She makes the same claim in her book, Reality is Broken: Why Games Make Us Better and How They Can Change the World. There, she gives a reference:
Rawlison, George trans., with Henry Rawlison and J. G Wilkinson. The History of Herodotus: A New English Version (New York: D. Appleton, 1861), 182 http://www.archive.org/stream/historyofherodot01herouoft#page/180/mode/2up
It can be confirmed by following the link provided that, assuming this is not a fake that somehow got into archive.org, the person writing under the name Herodotus indicated that the Lydians believed themselves to be the true creators of all games they share with the Greeks:
The Lydians have very nearly the same customs as the Greeks, with the exception that these last do not bring up their girls in the same way. So far as we have any knowledge, they were the first nation to introduce the use of gold and silver coin, and the first who sold goods by retail. They claim also the invention of all the games which are common to them with the Greeks. These they declare that they invented about the time when they colonised Tyrrhenia, an event of which they gave the following account. In the days of Atys the son of Manes, there was great scarcity through the whole land of Lydia. For some time the Lydians bore the affliction patiently, but finding that it did not pass away, they set to work to devise remedies for the evil. Various expedients were discovered by various persons ; dice, and huckle-bones, and ball, and all such games were invented, except tables, the invention of which they do not claim as theirs. The plan adopted against the famine was to engage in games one day so entirely as not to feel any craving for food, and the next day to eat and abstain from games. In this way they passed eighteen years.
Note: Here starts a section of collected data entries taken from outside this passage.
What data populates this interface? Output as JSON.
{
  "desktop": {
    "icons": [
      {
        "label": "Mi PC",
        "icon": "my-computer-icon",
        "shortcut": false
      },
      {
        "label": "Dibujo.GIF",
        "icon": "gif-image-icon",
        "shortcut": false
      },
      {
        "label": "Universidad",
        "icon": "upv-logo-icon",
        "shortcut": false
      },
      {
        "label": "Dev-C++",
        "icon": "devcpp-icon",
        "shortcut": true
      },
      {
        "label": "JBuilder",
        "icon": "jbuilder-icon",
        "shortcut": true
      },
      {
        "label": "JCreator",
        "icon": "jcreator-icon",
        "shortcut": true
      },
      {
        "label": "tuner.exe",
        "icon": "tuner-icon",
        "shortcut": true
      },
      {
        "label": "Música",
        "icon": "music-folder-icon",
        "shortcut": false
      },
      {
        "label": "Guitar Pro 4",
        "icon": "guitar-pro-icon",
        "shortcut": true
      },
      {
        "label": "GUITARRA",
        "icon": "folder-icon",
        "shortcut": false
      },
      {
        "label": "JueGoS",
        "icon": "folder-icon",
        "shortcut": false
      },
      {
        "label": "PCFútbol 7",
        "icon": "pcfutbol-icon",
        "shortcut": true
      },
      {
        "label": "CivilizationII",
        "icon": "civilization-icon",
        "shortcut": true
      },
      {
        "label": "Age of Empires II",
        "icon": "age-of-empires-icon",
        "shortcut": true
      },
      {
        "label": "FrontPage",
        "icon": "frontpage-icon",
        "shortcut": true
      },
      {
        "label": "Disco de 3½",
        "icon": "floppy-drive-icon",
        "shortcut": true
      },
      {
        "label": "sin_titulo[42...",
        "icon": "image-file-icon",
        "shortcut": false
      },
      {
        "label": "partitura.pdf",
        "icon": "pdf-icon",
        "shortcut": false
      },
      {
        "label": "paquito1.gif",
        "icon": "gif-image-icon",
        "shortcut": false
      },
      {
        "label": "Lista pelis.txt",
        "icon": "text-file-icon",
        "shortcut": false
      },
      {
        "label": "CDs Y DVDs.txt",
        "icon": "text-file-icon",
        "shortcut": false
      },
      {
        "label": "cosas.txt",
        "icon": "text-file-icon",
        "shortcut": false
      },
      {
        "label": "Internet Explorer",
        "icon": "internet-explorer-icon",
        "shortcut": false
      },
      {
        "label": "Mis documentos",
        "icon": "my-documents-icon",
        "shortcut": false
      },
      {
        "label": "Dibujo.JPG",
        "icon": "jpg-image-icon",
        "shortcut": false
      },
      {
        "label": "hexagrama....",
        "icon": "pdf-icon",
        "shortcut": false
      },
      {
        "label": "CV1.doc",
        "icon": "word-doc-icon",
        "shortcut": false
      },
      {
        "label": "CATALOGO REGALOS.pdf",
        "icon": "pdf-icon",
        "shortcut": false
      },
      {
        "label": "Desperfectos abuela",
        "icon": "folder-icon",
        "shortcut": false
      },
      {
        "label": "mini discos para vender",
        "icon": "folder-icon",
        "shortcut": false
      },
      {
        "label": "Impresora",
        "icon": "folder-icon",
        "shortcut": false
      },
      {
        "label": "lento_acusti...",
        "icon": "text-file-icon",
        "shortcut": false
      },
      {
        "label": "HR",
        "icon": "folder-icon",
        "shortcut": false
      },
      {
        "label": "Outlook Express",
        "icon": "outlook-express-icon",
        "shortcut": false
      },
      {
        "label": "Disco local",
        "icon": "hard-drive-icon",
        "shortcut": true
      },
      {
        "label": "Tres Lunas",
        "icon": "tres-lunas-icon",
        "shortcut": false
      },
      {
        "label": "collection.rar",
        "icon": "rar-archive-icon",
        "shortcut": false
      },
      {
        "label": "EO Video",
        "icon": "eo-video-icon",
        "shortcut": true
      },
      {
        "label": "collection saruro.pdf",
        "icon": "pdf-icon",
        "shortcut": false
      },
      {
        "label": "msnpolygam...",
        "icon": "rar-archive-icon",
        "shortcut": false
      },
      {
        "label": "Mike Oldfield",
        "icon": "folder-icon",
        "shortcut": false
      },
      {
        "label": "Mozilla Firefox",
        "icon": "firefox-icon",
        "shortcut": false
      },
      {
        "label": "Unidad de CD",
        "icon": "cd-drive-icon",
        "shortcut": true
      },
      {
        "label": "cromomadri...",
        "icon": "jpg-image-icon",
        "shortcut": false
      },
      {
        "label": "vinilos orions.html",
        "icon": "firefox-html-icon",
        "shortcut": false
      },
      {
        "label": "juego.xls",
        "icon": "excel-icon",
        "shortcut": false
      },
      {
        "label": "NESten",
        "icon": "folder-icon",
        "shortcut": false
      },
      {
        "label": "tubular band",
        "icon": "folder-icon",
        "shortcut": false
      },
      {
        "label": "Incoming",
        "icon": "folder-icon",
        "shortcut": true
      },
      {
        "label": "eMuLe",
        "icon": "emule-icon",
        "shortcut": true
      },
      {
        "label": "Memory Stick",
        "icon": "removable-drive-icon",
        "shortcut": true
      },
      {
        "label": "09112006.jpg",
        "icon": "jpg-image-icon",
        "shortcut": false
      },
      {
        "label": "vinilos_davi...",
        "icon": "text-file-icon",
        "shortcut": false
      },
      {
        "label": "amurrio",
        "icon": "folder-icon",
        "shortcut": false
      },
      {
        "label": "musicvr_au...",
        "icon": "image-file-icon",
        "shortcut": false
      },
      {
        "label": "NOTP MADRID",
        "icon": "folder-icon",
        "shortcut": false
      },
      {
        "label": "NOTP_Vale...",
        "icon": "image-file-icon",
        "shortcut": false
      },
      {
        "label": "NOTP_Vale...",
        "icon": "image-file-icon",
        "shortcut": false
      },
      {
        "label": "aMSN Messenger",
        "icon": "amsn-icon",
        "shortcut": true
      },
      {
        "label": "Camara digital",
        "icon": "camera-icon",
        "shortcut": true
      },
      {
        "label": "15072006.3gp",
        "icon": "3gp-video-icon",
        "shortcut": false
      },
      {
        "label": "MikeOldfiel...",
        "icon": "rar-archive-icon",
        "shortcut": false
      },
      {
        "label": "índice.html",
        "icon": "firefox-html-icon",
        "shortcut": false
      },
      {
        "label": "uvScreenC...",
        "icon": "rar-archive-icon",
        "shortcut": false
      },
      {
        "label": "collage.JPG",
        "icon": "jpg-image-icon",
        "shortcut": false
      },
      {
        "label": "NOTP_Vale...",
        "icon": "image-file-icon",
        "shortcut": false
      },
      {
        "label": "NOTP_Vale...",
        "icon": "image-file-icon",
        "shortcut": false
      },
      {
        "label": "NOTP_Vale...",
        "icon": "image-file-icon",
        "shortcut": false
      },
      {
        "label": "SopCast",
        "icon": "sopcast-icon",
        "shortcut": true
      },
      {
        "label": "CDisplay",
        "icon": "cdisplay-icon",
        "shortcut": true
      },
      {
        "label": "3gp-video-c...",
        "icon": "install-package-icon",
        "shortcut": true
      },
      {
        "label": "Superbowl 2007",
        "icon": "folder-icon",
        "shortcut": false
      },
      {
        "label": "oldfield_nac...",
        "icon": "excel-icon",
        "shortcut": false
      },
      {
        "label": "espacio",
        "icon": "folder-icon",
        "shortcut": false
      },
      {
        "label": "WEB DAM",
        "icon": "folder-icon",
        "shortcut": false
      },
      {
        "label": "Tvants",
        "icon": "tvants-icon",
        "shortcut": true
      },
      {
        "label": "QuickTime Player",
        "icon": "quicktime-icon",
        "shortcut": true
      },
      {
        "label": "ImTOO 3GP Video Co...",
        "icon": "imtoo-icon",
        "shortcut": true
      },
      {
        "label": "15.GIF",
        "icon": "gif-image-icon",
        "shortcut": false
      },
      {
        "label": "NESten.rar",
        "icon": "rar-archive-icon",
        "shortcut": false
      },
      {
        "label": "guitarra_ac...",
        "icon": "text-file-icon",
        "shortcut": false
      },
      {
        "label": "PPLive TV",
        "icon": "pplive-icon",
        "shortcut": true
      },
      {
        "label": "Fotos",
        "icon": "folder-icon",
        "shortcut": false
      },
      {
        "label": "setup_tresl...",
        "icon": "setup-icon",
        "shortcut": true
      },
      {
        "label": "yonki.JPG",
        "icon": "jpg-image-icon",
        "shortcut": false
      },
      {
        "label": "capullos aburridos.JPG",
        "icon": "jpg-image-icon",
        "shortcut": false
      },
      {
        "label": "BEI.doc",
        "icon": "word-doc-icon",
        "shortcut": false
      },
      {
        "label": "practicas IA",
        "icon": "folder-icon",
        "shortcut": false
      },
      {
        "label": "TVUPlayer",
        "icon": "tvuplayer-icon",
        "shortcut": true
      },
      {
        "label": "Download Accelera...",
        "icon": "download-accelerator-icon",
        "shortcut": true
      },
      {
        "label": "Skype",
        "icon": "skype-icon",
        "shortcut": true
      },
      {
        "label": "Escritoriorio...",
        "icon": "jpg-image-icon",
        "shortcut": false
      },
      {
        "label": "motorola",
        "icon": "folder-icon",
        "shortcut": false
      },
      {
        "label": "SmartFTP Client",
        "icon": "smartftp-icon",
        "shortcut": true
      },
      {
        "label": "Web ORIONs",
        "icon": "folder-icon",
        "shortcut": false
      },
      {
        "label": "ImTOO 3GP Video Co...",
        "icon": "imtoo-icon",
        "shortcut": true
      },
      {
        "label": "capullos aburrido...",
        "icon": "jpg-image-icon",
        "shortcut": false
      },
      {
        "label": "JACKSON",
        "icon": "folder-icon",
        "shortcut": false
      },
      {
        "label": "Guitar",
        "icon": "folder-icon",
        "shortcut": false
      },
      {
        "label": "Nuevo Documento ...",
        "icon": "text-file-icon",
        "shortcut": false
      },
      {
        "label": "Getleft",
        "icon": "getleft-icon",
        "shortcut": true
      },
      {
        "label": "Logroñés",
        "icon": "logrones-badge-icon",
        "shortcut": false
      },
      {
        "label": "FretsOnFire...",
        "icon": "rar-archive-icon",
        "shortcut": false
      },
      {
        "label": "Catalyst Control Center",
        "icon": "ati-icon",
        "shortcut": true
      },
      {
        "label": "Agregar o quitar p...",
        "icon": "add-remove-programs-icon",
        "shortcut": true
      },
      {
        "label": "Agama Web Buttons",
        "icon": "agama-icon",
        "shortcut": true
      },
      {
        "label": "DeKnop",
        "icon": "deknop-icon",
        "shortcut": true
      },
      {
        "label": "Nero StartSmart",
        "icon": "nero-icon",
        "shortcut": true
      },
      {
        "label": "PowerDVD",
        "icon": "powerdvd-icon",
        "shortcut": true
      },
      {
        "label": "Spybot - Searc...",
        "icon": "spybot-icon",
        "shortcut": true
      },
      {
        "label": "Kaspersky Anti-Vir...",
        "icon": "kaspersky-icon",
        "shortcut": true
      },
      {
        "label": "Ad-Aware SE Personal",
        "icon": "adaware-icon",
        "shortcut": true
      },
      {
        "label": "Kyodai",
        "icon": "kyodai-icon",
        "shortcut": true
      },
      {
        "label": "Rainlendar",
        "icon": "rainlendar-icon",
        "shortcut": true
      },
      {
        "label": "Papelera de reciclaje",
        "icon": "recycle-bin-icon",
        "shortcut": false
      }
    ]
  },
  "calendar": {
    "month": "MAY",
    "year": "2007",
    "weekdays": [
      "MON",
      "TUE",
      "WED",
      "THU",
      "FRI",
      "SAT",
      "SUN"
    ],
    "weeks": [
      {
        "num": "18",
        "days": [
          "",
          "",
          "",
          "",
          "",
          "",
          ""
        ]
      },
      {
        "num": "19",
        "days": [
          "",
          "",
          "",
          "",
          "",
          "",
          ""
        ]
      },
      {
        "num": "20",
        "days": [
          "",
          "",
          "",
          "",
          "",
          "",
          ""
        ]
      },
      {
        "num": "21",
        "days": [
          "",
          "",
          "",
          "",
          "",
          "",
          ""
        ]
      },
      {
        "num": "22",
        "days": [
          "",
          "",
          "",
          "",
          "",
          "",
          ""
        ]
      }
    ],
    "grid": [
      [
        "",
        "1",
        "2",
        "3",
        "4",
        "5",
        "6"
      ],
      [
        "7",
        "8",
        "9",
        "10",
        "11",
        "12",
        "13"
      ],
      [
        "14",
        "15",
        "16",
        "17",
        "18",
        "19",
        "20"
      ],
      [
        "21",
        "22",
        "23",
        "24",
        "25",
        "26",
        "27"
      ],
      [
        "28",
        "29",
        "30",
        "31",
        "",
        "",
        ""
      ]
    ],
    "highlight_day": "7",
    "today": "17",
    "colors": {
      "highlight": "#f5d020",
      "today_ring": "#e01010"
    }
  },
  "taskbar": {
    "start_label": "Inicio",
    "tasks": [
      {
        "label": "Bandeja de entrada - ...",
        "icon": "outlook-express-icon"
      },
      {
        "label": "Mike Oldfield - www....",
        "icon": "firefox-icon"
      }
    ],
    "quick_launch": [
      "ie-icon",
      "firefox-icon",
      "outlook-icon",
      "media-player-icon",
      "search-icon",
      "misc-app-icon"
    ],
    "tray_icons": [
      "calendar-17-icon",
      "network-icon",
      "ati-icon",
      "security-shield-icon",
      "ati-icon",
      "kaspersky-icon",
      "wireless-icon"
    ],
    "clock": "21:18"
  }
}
(pages 181-183, heading 94).
So IF Herodotus is accurate in his account, and IF the Lydians are accurate in their telling of the story, then they invented dice, ball, and bone games, though not all games. The general shape of the story matches her account, but it's been embellished somewhat to make a point.
However, in the footnotes of the translation McGonical cited, the following note can be found:
The ball was a very old game, and it was doubtless invented in Egypt, as Plato says. It is mentioned by Homer (Od. viii. 372), and it was known in Egypt long before his time, in the twelfth dynasty, or about 2000 B.C, as were the [...] counters, used in a game resembling our draughts, with two sets of men, or "dogs", of different colours.
Therefore, while it is true that Herodotus said this, it is doubtful that he was correct. Logically, it follows that if they didn't even invent ball and dice games, they did not invent all games.